Quelles sont vos principales conclusions?
Ueli Kieser: D’une part, j’ai constaté que lorsque le Parlement a discuté du projet de loi, il a certes abordé différents aspects, mais sans définir précisément les répercussions que les nouvelles réglementations liées aux forfaits ambulatoires auront dans la pratique. D’autre part, il faut sans cesse rappeler comment le Conseil fédéral doit traiter les conventions tarifaires soumises à son approbation, car la loi définit clairement les conditions-cadres.
Le Conseil fédéral ne doit donc pas discuter des variantes et des solutions possibles?

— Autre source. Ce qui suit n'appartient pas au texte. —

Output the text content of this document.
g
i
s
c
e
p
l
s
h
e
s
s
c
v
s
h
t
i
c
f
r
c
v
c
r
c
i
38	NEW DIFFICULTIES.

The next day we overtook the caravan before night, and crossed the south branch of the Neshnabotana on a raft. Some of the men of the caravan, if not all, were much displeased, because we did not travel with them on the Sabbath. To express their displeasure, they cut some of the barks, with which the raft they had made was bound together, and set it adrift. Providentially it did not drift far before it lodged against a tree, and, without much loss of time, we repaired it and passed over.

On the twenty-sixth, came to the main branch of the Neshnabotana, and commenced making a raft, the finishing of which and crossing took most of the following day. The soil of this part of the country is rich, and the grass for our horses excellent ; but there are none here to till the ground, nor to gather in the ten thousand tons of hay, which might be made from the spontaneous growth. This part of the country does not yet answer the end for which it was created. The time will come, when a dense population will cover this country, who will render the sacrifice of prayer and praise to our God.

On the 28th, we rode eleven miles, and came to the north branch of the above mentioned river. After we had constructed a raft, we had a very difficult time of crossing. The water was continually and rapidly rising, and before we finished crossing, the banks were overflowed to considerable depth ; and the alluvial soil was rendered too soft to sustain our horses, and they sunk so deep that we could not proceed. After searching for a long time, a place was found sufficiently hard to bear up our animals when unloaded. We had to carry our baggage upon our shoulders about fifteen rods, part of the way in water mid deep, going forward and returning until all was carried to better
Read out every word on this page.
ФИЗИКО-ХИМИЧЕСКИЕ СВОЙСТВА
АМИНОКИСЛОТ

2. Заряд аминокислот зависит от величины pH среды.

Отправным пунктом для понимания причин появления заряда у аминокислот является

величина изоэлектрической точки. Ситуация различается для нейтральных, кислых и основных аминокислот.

Ueli Kieser: Non. Compte tenu du principe de la liberté de contracter et de l’autonomie tarifaire, il est important et juste que les partenaires tarifaires puissent pleinement jouer leur rôle. Les parties à la convention négocient ensemble une convention tarifaire. Le Conseil fédéral, en tant qu’autorité d’approbation, vérifie si la convention est conforme à la loi et à l’équité, et si elle satisfait au principe d’économie. C’est précisé dans l’art. 46, al. 4, LAMal. Si ces principes sont respectés, la convention doit être approuvée.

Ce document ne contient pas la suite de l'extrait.